The same two nonprofits performed an analysis on Bergen County in 2019 because they felt it was a good representation of northern New Jersey. They found lead present in 55% of faucets in Bergen County schools.
This year, the groups chose Atlantic County, where about 43,000 students attend schools, as a representative South Jersey county system. Doug O’Malley, director of Environment New Jersey, called Atlantic “a Goldilocks county — not too big and not small, not too rural, not too suburban or urban.”
The groups found, for example, that Reeds Road School in Galloway Township showed lead present in 49 of its water sources — the most in either district.
As an example of high levels of lead that were reported, the analysis cited 695 parts per billion of the metal at Roland Rogers School in Galloway and 229 parts per billion at Washington Avenue School in Pleasantville.
Jerome Page, president of the Pleasantville school board, said: “It is clear with me that this issue has to be addressed. ... We have to continue to stay with it.”

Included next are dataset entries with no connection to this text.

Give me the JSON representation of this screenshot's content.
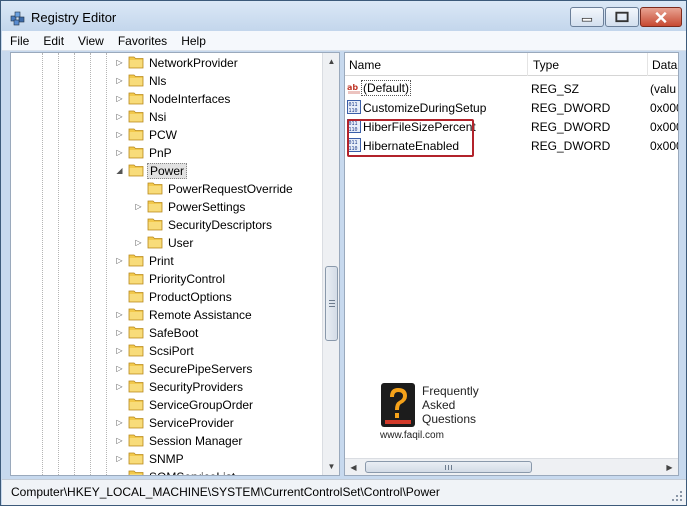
{
  "window": {
    "title": "Registry Editor",
    "icon": "registry-editor-icon"
  },
  "menu": [
    "File",
    "Edit",
    "View",
    "Favorites",
    "Help"
  ],
  "tree": {
    "items": [
      {
        "label": "NetworkProvider",
        "level": 0,
        "expander": "collapsed"
      },
      {
        "label": "Nls",
        "level": 0,
        "expander": "collapsed"
      },
      {
        "label": "NodeInterfaces",
        "level": 0,
        "expander": "collapsed"
      },
      {
        "label": "Nsi",
        "level": 0,
        "expander": "collapsed"
      },
      {
        "label": "PCW",
        "level": 0,
        "expander": "collapsed"
      },
      {
        "label": "PnP",
        "level": 0,
        "expander": "collapsed"
      },
      {
        "label": "Power",
        "level": 0,
        "expander": "expanded",
        "selected": true
      },
      {
        "label": "PowerRequestOverride",
        "level": 1,
        "expander": "none"
      },
      {
        "label": "PowerSettings",
        "level": 1,
        "expander": "collapsed"
      },
      {
        "label": "SecurityDescriptors",
        "level": 1,
        "expander": "none"
      },
      {
        "label": "User",
        "level": 1,
        "expander": "collapsed"
      },
      {
        "label": "Print",
        "level": 0,
        "expander": "collapsed"
      },
      {
        "label": "PriorityControl",
        "level": 0,
        "expander": "none"
      },
      {
        "label": "ProductOptions",
        "level": 0,
        "expander": "none"
      },
      {
        "label": "Remote Assistance",
        "level": 0,
        "expander": "collapsed"
      },
      {
        "label": "SafeBoot",
        "level": 0,
        "expander": "collapsed"
      },
      {
        "label": "ScsiPort",
        "level": 0,
        "expander": "collapsed"
      },
      {
        "label": "SecurePipeServers",
        "level": 0,
        "expander": "collapsed"
      },
      {
        "label": "SecurityProviders",
        "level": 0,
        "expander": "collapsed"
      },
      {
        "label": "ServiceGroupOrder",
        "level": 0,
        "expander": "none"
      },
      {
        "label": "ServiceProvider",
        "level": 0,
        "expander": "collapsed"
      },
      {
        "label": "Session Manager",
        "level": 0,
        "expander": "collapsed"
      },
      {
        "label": "SNMP",
        "level": 0,
        "expander": "collapsed"
      },
      {
        "label": "SQMServiceList",
        "level": 0,
        "expander": "none"
      }
    ]
  },
  "list": {
    "columns": [
      "Name",
      "Type",
      "Data"
    ],
    "rows": [
      {
        "name": "(Default)",
        "type": "REG_SZ",
        "data": "(valu",
        "icon": "string-value-icon"
      },
      {
        "name": "CustomizeDuringSetup",
        "type": "REG_DWORD",
        "data": "0x000",
        "icon": "dword-value-icon"
      },
      {
        "name": "HiberFileSizePercent",
        "type": "REG_DWORD",
        "data": "0x000",
        "icon": "dword-value-icon"
      },
      {
        "name": "HibernateEnabled",
        "type": "REG_DWORD",
        "data": "0x000",
        "icon": "dword-value-icon"
      }
    ]
  },
  "logo": {
    "line1": "Frequently",
    "line2": "Asked",
    "line3": "Questions",
    "url": "www.faqil.com"
  },
  "status": {
    "path": "Computer\\HKEY_LOCAL_MACHINE\\SYSTEM\\CurrentControlSet\\Control\\Power"
  },
  "colors": {
    "folder": "#f2c94c",
    "highlight": "#b2232b",
    "selection": "#e2e2e2"
  }
}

» READ MORE: 98% of Philly schools tested in a new study had some lead-containing water; district disputes findings
Lead is present not just in New Jersey schools but also in many households. In all, 186,830 households in the state, or about 6% of all households, have recently been notified by their local water departments that a service line — the pipe that connects a water main in the street to a building — has been found to contain the metal.
» READ MORE: 186,000 N.J. households are about to learn there’s lead in their drinking water pipes
The notices are part of a new state law designed to force water systems to replace all lead service lines by 2031.
As for schools, the two nonprofits are advising that they:
Replace all fountains with water bottle/hydration stations equipped with filters certified to remove lead.
Install filters on any other taps used for drinking water, cooking, or beverage preparation.
Close taps where tests have detected lead in the water.
Replace lead service lines and lead-bearing fixtures or plumbing.
Willie Francois, president of the Black Church Center for Justice and Equality, said during a news conference announcing the results that lead is a national issue for black churches and social justice.
“We cannot have the nation we deserve without the cities we deserve,” Francois said. “And we cannot have the cities we deserve without the schools we deserve. And we cannot have the schools we deserve if there are still issues of safety around drinking water.”
Julia Geskey, a clean-water associate with the Environment New Jersey Research and Policy Center and an author of the report, cited lead as a widespread issue facing many school districts, including Philadelphia.
“Unfortunately, today’s data is likely just the tip of the toxic iceberg when it comes to the threat of lead contamination in our schools’ drinking water,” Geskey said. “As long as there is lead in the plumbing or pipes. Any tap without a filter can ultimately be serving this lead wastewater to our kids.”